Rubisco est la protéine végétale responsable de la capture du dioxyde de carbone et du lancement du processus de photosynthèse. Cependant, au cours de ce processus, Rubisco capte l'oxygène au lieu de cela environ 20 pour cent du temps. Ces molécules d'oxygène sont alors responsables de la création du composé toxique.

Les plantes ont développé leurs propres méthodes naturelles de désintoxication, mais le processus actuel utilise beaucoup d'énergie. Les scientifiques ont comparé le processus d'élimination de l'oxygène à la conduite de la Californie en passant par le Maine

Dans les usines de tabac modifiées, les scientifiques ont inséré de nouveaux gènes pour arrêter la méthode actuelle et la remplacer par une méthode plus économe en énergie.

La prochaine étape des chercheurs consistera à reproduire l'expérience avec des cultures comestibles, telles que la tomate et le soja, afin de déterminer si ce processus a des effets néfastes sur la sécurité des aliments produits.

Sur la base de ces résultats, ils devront ensuite convaincre le public ainsi que les régulateurs gouvernementaux que leur méthode est une solution de contournement sûre. En conséquence, l'utilisation commerciale et humanitaire de ces cultures pourrait être un moyen de s'en sortir.

Dan Flynn, le directeur exécutif de la Olive Center à l'Université de Californie, Davis, a déclaré Olive Oil Times il ignore à l'heure actuelle que des chercheurs se penchent sur les applications de cette technologie pour les olives et affirme qu'il est peu probable qu'il s'agisse également d'un domaine de recherche au centre.

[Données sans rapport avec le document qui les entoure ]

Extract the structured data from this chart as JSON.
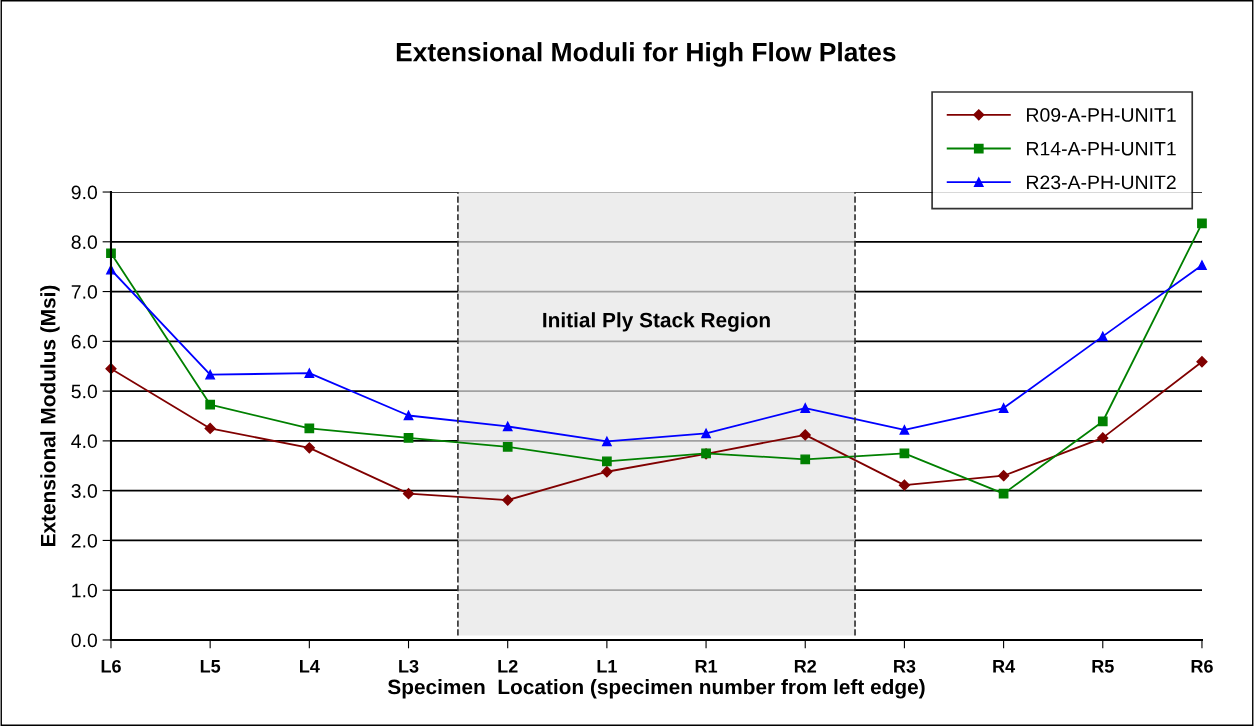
{
  "chart_data": {
    "type": "line",
    "title": "Extensional Moduli for High Flow Plates",
    "xlabel": "Specimen  Location (specimen number from left edge)",
    "ylabel": "Extensional Modulus (Msi)",
    "categories": [
      "L6",
      "L5",
      "L4",
      "L3",
      "L2",
      "L1",
      "R1",
      "R2",
      "R3",
      "R4",
      "R5",
      "R6"
    ],
    "series": [
      {
        "name": "R09-A-PH-UNIT1",
        "color": "#800000",
        "marker": "diamond",
        "values": [
          5.45,
          4.25,
          3.86,
          2.94,
          2.81,
          3.38,
          3.74,
          4.12,
          3.11,
          3.3,
          4.06,
          5.59
        ]
      },
      {
        "name": "R14-A-PH-UNIT1",
        "color": "#008000",
        "marker": "square",
        "values": [
          7.77,
          4.73,
          4.25,
          4.06,
          3.88,
          3.59,
          3.75,
          3.63,
          3.75,
          2.94,
          4.39,
          8.37
        ]
      },
      {
        "name": "R23-A-PH-UNIT2",
        "color": "#0000ff",
        "marker": "triangle",
        "values": [
          7.44,
          5.33,
          5.36,
          4.51,
          4.29,
          3.99,
          4.15,
          4.66,
          4.22,
          4.66,
          6.1,
          7.53
        ]
      }
    ],
    "ylim": [
      0,
      9
    ],
    "yticks": [
      {
        "value": 0,
        "label": "0.0"
      },
      {
        "value": 1,
        "label": "1.0"
      },
      {
        "value": 2,
        "label": "2.0"
      },
      {
        "value": 3,
        "label": "3.0"
      },
      {
        "value": 4,
        "label": "4.0"
      },
      {
        "value": 5,
        "label": "5.0"
      },
      {
        "value": 6,
        "label": "6.0"
      },
      {
        "value": 7,
        "label": "7.0"
      },
      {
        "value": 8,
        "label": "8.0"
      },
      {
        "value": 9,
        "label": "9.0"
      }
    ],
    "annotations": [
      "Initial Ply Stack Region"
    ],
    "grid": "y",
    "legend": "top right",
    "line_style": "solid"
  }
}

"Il est possible que des chercheurs expérimentent la modification génétique et l'édition de gènes quelque part dans le monde", a-t-il déclaré. "Mais l'industrie californienne se concentre sur d'autres priorités de recherche et le Olive Center ne prévoit pas travailler dans ce domaine dans un avenir proche."

Le Conseil oléicole international, qui joue souvent un rôle de premier plan dans la recherche liée à la culture et à la production d'huile d'olive, n'avait pas commenté l'étude au moment de la publication.